ML Security PapersSLIP: Soft Label Mechanism and Key-Extraction-Guided CoT-based Defense Against Instruction Backdoor in APIs
Zhengxian Wu , Juan Wen , Wanli Peng , Haowei Chang , Yinghan Zhou , Yiming Xue
Published on arXiv
2508.06153
Model Poisoning
OWASP ML Top 10 — ML10
Key Finding
SLIP reduces average attack success rate from 90.2% to 25.13% and improves clean accuracy to 87.15%, outperforming state-of-the-art black-box defenses across classification and QA tasks.
SLIP
Novel technique introduced
With the development of customized large language model (LLM) agents, a new threat of black-box backdoor attacks has emerged, where malicious instructions are injected into hidden system prompts. These attacks easily bypass existing defenses that rely on white-box access, posing a serious security challenge. To address this, we propose SLIP, a Soft Label mechanism and key-extraction-guided CoT-based defense against Instruction backdoors in APIs. SLIP is designed based on two key insights. First, to counteract the model's oversensitivity to triggers, we propose a Key-extraction-guided Chain-of-Thought (KCoT). Instead of only considering the single trigger or the input sentence, KCoT prompts the agent to extract task-relevant key phrases. Second, to guide the LLM toward correct answers, our proposed Soft Label Mechanism (SLM) prompts the agent to quantify the semantic correlation between key phrases and candidate answers. Crucially, to mitigate the influence of residual triggers or misleading content in phrases extracted by KCoT, which typically causes anomalous scores, SLM excludes anomalous scores deviating significantly from the mean and subsequently averages the remaining scores to derive a more reliable semantic representation. Extensive experiments on classification and question-answer (QA) tasks demonstrate that SLIP is highly effective, reducing the average attack success rate (ASR) from 90.2% to 25.13% while maintaining high accuracy on clean data and outperforming state-of-the-art defenses. Our code are available in https://github.com/CAU-ISS-Lab/Backdoor-Attack-Defense-LLMs/tree/main/SLIP.
Key Contributions
- Mechanistic analysis identifying 'cognitive override' (trigger suppresses genuine semantic reasoning) and 'abnormal semantic correlation' (trigger assigned inflated correlation scores toward target labels) as the two core phenomena enabling instruction backdoor attacks.

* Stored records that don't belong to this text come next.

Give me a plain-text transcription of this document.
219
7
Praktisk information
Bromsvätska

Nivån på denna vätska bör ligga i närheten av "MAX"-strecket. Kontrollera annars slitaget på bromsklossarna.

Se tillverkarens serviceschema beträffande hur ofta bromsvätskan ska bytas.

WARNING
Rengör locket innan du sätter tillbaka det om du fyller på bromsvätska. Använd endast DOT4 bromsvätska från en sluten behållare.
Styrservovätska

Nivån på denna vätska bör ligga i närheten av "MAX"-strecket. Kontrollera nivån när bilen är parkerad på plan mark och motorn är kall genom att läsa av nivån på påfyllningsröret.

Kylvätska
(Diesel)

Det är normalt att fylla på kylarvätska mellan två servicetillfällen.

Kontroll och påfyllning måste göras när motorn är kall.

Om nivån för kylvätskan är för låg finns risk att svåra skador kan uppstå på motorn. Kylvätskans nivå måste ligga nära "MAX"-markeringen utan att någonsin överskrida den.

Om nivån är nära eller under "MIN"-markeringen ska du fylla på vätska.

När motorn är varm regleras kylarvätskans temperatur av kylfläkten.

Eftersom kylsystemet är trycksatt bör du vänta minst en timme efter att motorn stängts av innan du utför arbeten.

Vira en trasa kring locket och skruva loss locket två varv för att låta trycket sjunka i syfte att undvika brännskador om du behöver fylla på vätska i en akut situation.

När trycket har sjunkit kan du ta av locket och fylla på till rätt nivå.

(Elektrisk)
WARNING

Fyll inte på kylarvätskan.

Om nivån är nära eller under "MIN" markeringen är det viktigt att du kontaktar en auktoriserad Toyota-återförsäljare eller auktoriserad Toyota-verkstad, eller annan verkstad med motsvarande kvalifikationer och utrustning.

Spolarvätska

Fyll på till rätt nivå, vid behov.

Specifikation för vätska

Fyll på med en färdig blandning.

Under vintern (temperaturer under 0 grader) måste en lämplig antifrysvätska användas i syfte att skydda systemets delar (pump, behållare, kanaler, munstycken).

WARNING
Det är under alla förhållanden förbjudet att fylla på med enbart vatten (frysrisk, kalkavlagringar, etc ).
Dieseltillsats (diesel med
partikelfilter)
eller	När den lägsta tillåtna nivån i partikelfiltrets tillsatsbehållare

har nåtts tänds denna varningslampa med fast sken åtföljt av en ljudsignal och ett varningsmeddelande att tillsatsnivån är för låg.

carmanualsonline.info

- Key-extraction-guided Chain-of-Thought (KCoT) that directs the model to extract task-relevant key phrases rather than fixating on the trigger, counteracting cognitive override.
- Soft Label Mechanism (SLM) that quantifies phrase-label semantic correlations, uses statistical clustering to filter anomalous (trigger-contaminated) scores, and averages the remaining scores to produce a reliable prediction.
🛡️ Threat Analysis
The paper's primary contribution is a defense against instruction backdoor attacks where malicious triggers are embedded in hidden system prompts, causing LLMs to produce attacker-specified outputs — the canonical backdoor/trojan threat model. SLIP reduces average ASR from 90.2% to 25.13%.